W pokoju ściany miały kolor turkusowy, a na suficie była tapeta z gwiazdami. Podobno jak się zgasi światło będzie cały sufit świecił. Muszę to przetestować.

Po oglądnięciu pokoju zeszliśmy do salonu coś zjeść. Oczywiście jeszcze nic tam nie było, musimy się dopiero wprowadzić, ale Tobias wymyślił pizzę.
Po 40 minutach była ona gotowa.
-Tak się cieszę Tobias, że będziemy razem tutaj mieszkać. Do rodziców nie jest aż tak daleko, a nasze dziecko będzie miało duże podwórko.
-Ja też się bardzo ciesze. W końcu będziemy rodziną. Taką prawdziwą.
-A nie byliśmy.?
-Byliśmy, ale jednak dziecko zmienia nas. Wstawanie nad ranem, i takie inne rzeczy.
-Jeśli chodzi i wstawianie w nocy to ty będziesz to robić. -Wskazałam na niego palcem.
-Ohohoho.... nie nie ty. -Ja będę pracować muszę się wyspać.
-Oż ty... zrobiłeś dziecko, to je będziesz bawić.
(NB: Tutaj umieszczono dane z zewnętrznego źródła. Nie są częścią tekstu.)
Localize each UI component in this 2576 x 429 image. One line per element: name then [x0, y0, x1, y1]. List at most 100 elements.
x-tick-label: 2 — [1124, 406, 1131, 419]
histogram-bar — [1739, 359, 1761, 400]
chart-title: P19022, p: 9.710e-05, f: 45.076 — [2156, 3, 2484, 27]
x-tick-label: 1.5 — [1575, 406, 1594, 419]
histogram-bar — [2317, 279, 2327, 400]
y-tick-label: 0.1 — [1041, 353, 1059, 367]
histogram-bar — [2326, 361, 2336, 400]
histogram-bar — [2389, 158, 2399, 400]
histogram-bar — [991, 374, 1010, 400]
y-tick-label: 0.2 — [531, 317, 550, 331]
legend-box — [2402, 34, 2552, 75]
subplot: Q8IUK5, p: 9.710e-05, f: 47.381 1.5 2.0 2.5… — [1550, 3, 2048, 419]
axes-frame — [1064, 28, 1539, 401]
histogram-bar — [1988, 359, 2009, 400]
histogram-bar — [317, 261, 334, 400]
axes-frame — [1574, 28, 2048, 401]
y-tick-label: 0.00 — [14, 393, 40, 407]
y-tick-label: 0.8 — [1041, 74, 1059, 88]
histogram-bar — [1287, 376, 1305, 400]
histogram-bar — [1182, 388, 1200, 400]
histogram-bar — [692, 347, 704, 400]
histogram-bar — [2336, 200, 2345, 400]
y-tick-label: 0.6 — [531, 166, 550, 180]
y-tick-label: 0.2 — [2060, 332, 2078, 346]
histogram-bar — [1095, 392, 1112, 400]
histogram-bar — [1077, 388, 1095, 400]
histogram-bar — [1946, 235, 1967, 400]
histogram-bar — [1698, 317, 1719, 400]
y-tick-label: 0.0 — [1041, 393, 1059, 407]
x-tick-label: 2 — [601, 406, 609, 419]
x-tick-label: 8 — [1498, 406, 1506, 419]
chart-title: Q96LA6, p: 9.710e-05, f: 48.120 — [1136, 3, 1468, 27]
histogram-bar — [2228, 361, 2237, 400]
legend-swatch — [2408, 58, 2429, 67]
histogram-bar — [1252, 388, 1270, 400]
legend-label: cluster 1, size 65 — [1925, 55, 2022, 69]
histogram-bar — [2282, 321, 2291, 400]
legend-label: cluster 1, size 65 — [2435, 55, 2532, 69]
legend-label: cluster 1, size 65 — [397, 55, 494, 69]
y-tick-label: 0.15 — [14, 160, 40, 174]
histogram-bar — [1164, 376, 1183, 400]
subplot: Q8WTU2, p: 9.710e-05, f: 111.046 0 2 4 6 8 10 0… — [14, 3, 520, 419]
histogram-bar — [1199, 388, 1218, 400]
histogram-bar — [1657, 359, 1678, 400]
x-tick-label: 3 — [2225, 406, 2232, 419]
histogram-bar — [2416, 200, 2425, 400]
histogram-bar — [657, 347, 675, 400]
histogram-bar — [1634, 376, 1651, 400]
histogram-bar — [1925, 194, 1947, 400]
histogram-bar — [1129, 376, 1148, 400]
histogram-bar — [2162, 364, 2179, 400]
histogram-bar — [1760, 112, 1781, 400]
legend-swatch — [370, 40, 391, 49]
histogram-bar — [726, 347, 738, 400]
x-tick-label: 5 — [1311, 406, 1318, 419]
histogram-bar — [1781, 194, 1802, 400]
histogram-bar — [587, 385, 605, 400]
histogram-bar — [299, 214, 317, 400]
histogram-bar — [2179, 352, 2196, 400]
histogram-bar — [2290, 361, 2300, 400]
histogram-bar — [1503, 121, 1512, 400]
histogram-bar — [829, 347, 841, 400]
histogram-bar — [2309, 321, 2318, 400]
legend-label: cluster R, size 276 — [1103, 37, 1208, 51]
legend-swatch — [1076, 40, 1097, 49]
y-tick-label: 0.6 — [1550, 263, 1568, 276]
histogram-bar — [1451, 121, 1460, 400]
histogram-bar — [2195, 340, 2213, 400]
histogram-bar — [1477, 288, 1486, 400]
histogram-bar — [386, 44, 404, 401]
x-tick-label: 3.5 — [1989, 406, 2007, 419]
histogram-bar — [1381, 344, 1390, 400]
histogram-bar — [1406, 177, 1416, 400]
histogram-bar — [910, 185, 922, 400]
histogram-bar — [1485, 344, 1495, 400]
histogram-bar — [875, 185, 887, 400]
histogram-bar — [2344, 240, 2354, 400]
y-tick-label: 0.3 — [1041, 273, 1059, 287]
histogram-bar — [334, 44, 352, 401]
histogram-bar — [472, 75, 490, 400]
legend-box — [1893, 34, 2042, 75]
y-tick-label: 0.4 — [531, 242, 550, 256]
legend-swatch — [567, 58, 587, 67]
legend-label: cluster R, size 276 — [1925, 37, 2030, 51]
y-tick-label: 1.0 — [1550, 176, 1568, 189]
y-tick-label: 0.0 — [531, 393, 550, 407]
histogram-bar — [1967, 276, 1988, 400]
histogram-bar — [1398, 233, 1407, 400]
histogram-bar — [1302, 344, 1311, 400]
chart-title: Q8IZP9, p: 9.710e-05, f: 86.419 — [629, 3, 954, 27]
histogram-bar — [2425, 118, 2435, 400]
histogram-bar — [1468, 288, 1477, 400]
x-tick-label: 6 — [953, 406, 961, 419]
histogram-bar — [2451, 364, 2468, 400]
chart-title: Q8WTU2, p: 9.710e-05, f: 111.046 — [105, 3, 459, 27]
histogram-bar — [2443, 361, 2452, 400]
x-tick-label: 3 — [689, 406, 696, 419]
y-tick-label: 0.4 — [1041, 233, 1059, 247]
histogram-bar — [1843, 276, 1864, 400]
-Do dobrze dobrze, a przy okazji...
-No... -Wzięłam gryz pizzy.
-To, za to wszystko.
Zaczął mnie gilgotać. Ja mam straszne gilgotki. Zaczęłam się śmiać do upadłego.
-Tobias.... przestań.
-Nie kochanie, to twoja kara.
-Za co.?
-Za to, że jesteś taka seksowna i, że się na ciebie skusiłem.
-Mmmm, to chyba dobrze co.?
-No nie wiem, teraz przez ciebie nie umiem się opanowywać.
Dalej mnie gilgotał, ale po chwili jego ręka weszła pod mój czerwony sweterek ze śnieżkami. Jego twarz znalazła się bliżej mnie. Byłam oparta plecami o kanapę.
-Wiesz jak to zakończę.?
-Jak.?
Pocałował mnie. Wbił się w moje usta. Całował je tak bardzo powoli i czule. Jego ręka muskała moje ciało.
Po chwili byłam bez sweterka.
-Rośnie nasze maleństwo. -Pocałował mój brzuch.
-Tak. -Dotknęłam mój brzuch rękami.
Tobias wrócił do pocałunków. Zaszedł potem do szyi. Całował mnie po niej z jednej i drugiej strony.
Zszedł niżej. Rozpiął mój stanik. Wylądował on na podłodze.
Robiłam to co Tobias uwielbiał. Ciągłam lekko go za włosy. Zamruczał.
Następnie pozbyłam się jego szarej bluzy.
Moimi dłońmi jeździłam po jego wyrzeźbionym torsie.
Zjechałam niżej. Doszłam ręką do jego guzika. Rozpięłam jego spodnie. On ściągnął moje.
Całował mnie cały czas czas. Teraz zaborczo, szybko. Oddychaliśmy szybko, lecz równomiernie.
Po chwili wszedł we mnie. To takie wspaniałe uczucie. Na kanapie podobno najlepiej.
To była wspaniała chwila. Razem, na zawsze.
Tobias był już zmęczony. Położył swoją głowę na moim brzuchu.
-Sory synu, że cię trochę potrzęsło.
-Tobias. -Zaśmiałam się.
-No co. Mówię prawdę.
Ubrał się i rozłożył kanapę. Na szczęście ona była taka, że mogłam se leżeć, a on ze mną ją rozłożył.
-Idę pod prysznic.
Wzięłam moje rzeczy i poszłam do łazienki.
-Czekaj pójdę z tobą.
Tobias szybko rozłożył łóżko i przylazł do mnie.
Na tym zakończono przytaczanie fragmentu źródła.